Ветус, который крайне недоволен нашим применением термина «исключительный патриотизм» к нему, тем не менее «в затруднении понять патриотизм, который не является исключительным. Слово подразумевает предпочтение прав и благополучия нашей собственной страны правам и благополучию других (и превыше всех других) соперничающих стран. Это, конечно, не филантропия Анахарсиса Клоотса — это не унылый жаргон метафизики, ни лавочная философия типографского дьявола — ни санкюлотизм схоластической добродетели». Мы скажем Ветусу, что мы подразумеваем под исключительным патриотизмом, таким, как (мы говорим) его. Мы подразумеваем под этим, значит, не тот патриотизм, который подразумевает предпочтение прав и благополучия нашей собственной страны, а тот, который претендует на уничтожение и запрещение прав других — не тот патриотизм, который предполагает, что мы — существа обстоятельств, привычки и привязанности, а тот, который лишает нас характера разумных существ — который фантастически делает наши интересы или предрассудки единственной мерой добра и зла для других наций и делает нас единственными арбитрами империи мира — короче говоря, который, под аффектацией чрезмерной тревоги за благополучие нашей собственной страны, исключает даже тень претензии на здравый смысл, справедливость и человечность. Это жалкий солецизм, который Ветус хотел бы подпереть в систему со всей логикой и риторикой, которыми он владеет. Это правда, этот вид патриотизма — не филантропия Анахарсиса Клоотса; он не имеет ничего общего с филантропией в какой-либо форме, но это гнусная смесь «жаргона метафизики с вульгарными понятиями типографского дьявола». Это интенсивный союз грубости и узости невежества с опасной утонченностью самой абстрактной спекуляции. Это страсть и предрассудок, воспаленные философией, и философия, искаженная страстью и предрассудком.

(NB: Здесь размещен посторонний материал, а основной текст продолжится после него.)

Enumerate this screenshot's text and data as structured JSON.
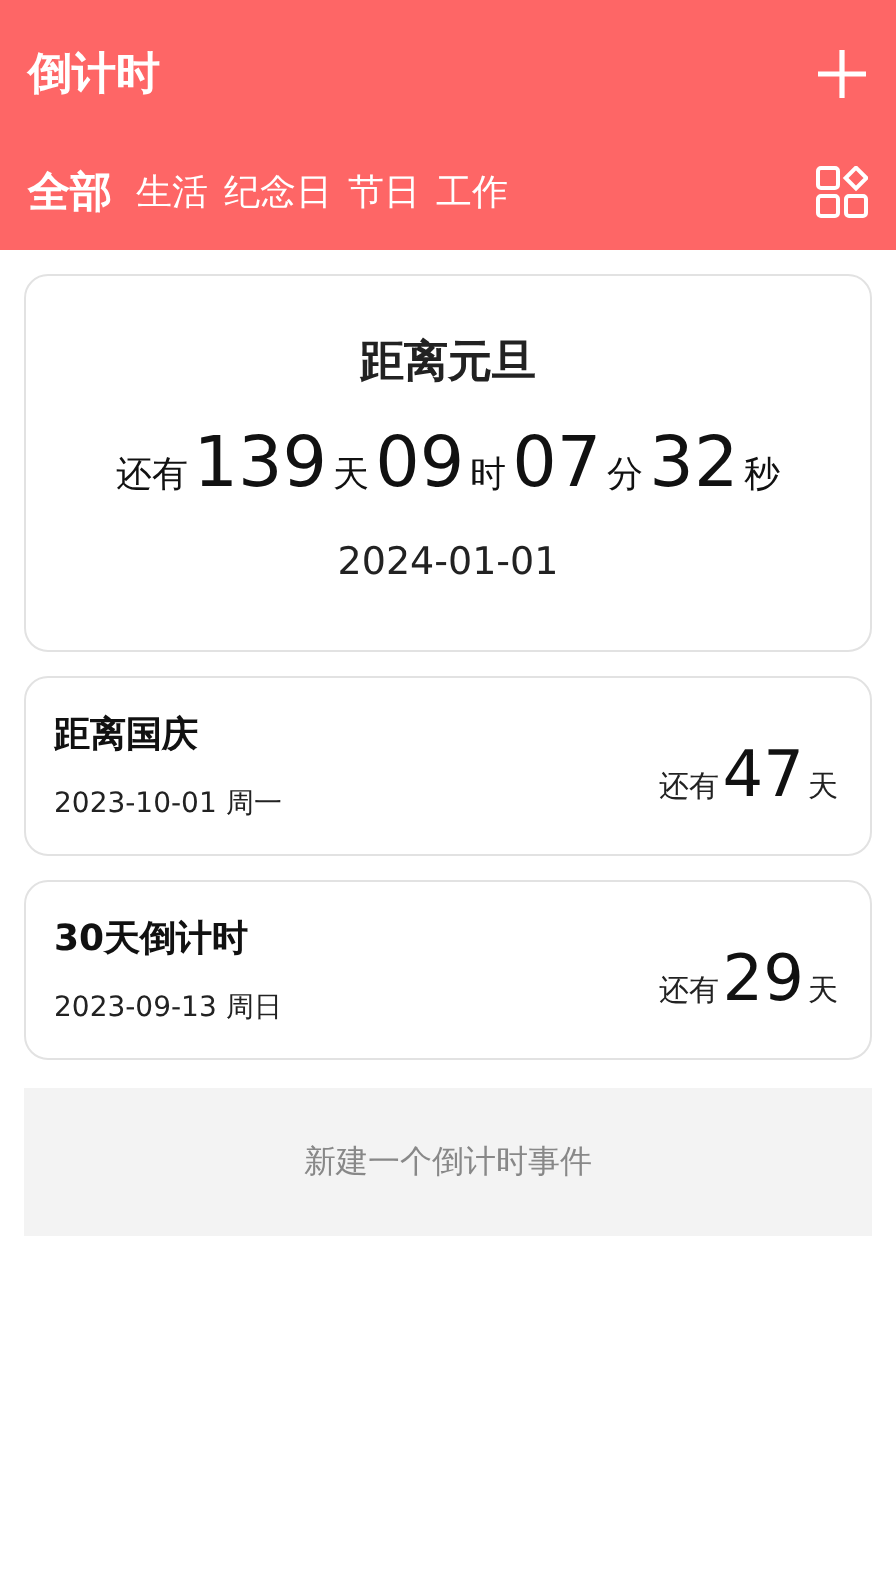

Изменив свое холодное вступление о революции в Голландии, наш последовательный политик с теплотой переходит к речи лорда Каслри о субсидиарных договорах, в которой он находит «Но» перед словом «Мир», которое имеет самое счастливое действие в исцелении ран, нанесенных его истерзанным опасениям явной, неквалифицированной декларацией лорда Ливерпуля в другой палате. «После описания похвальной заботы министров о достижении этого первого из земных благ, мира» (мы думали, что он занимал последнее место в уме Ветуса), «его светлость добавил то, что стоило всего остального — НО мы должны иметь безопасный мир. Мы должны не только помнить, с кем мы боремся, но и с кем ведем переговоры, и никогда не предоставлять такому врагу условия, которые под именем мира разоружили бы эту нацию и подвергли ее случайным опасностям». (Поставить любую нацию вне досягаемости случайных опасностей в мире или войне — это, мы полагаем, предприятие, выходящее даже за рамки калибра талантов лорда Каслри как государственного деятеля.) «Это, — продолжает Ветус, — были почти слова; они, безусловно, не компрометируют его смысл». (Наш автор не может сильно ошибиться, приписывая его светлости любые слова, которые, казалось бы, имеют какой-то смысл, в действительности не имеют никакого.) «Здесь тогда благородный секретарь прогнал всякое сомнительное выражение своего коллеги». («Почему так, — эта ужасная тень» мира «исчезла», Ветус «снова стал самим собой».)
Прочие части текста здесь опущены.